In light of the above information, we concluded that the construction of game-specific risk curves and limits was not warranted and guidelines should be targeted to those engaging in all forms of gambling, including lottery play. Instead, we decided that to include specific messaging to highlight that some gambling types carry a greater risk of harm because their structural characteristics encourage more gambling involvement (Table 6).

Guidelines Focus on Individual Behavior and Do Not Take into Consideration the Gambling Environment

While these guidelines focus on what individuals can do to decrease their risk of gambling-related harms, we recognize that this is an insufficient public health response to the issue of gambling harms. Environmental influences such as gambling availability, accessibility, marketing and promotion, regulation, gambling education, and ensuring that near wins as well as wins appear randomly in electronic gaming machines are also critical to reducing harms related to gambling. Thus, the recommendations presented here are one tool to be used as part of a comprehensive approach to reducing gambling-related harm.

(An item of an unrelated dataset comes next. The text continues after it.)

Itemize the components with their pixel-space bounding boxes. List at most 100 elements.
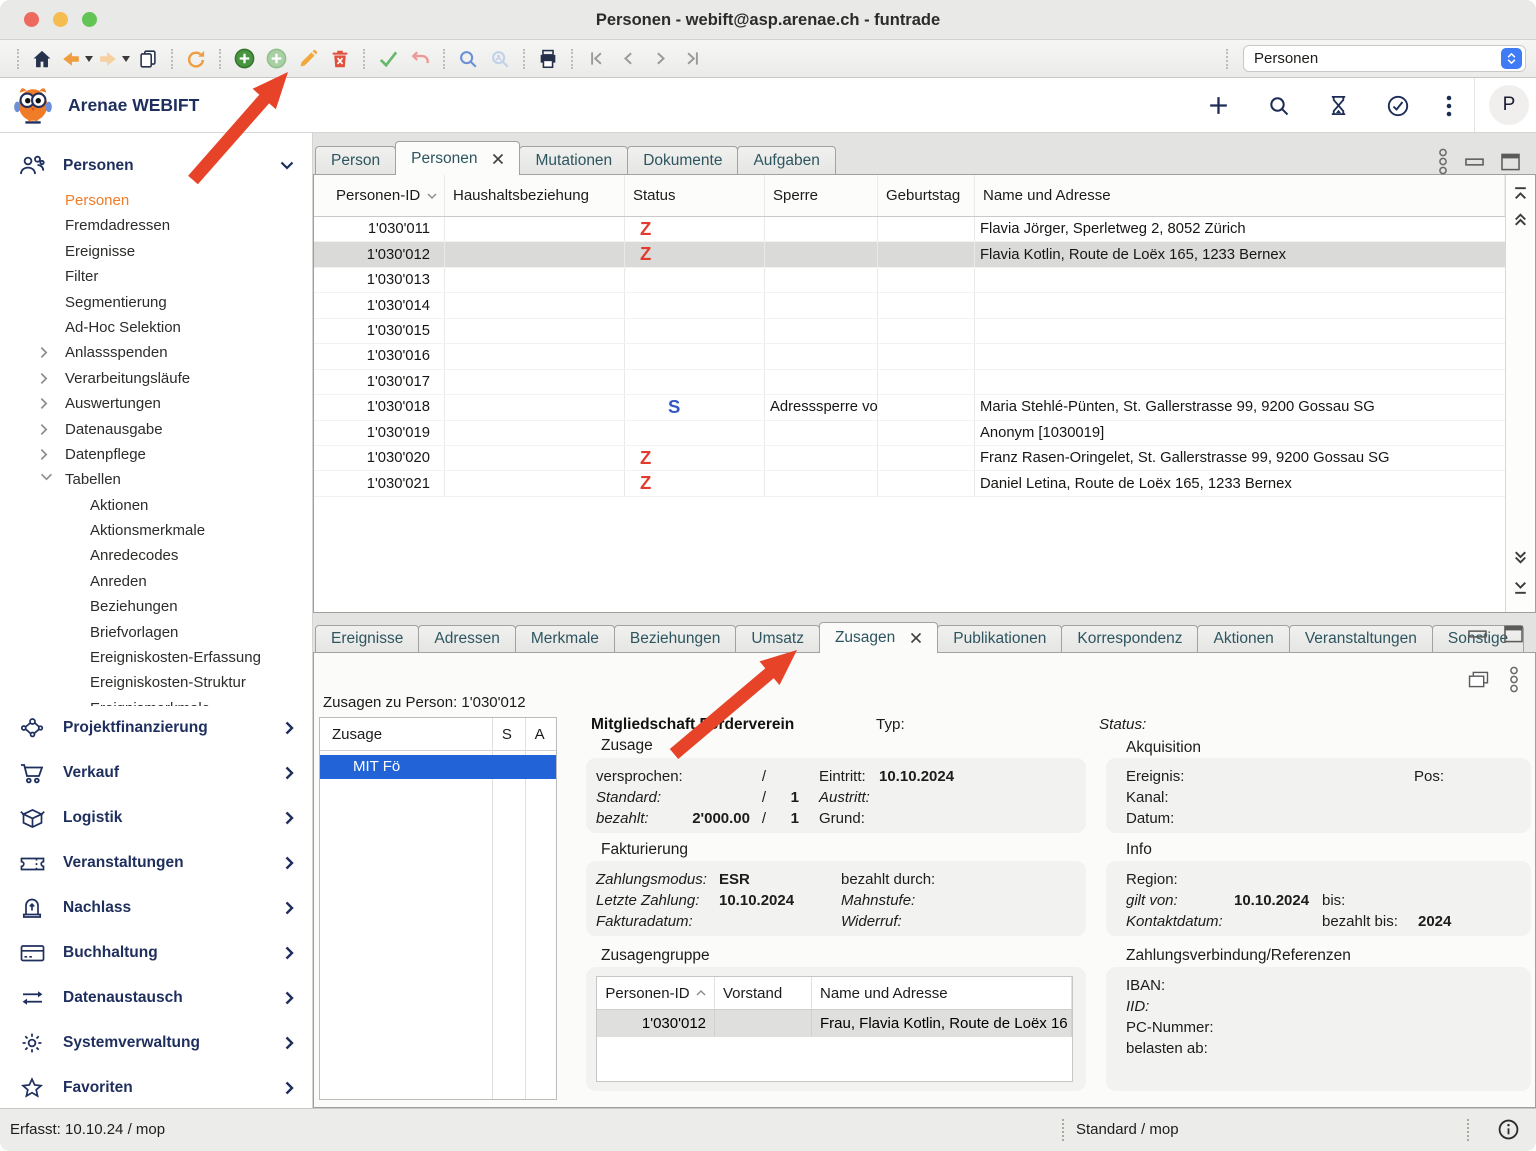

In addition, one should keep in mind that these data were collected from adults. These guidelines do not apply to minors who, by Canadian regulations, cannot gamble legally.

Conclusion

While several countries have developed and promote quantitative guidelines or limits that aim to reduce the amount of alcohol-related harm in their populations (e.g., Australia (National Health & Medical Research Council, 2020), Canada (Butt et al., 2011), the UK (Department of Health, 2016), and France (Santé publique France, 2017)), similar guidelines for gambling have not been developed and promoted. The recommended content presented in the paper is the result of the first large-scale, comprehensive project in the world to develop recommendations for lower-risk gambling. In Canada, we have used the recommended content presented here in a variety of knowledge mobilization products available at www.gambling-guidelines.ca including an infographic presenting all the recommended content on a single page, as well as infographics providing more detail about the harms of gambling, why the type of gambling matters, and the specific risk factors to note when considering whether to use the guidelines. We have also developed a risk assessment tool that allows people to answer key questions about their income, gambling involvement, and risk factors which will present personalized feedback. All products are available in English and in French.

It is hoped that the recommended content presented here will be useful to all those dedicated to reducing the harms related to gambling.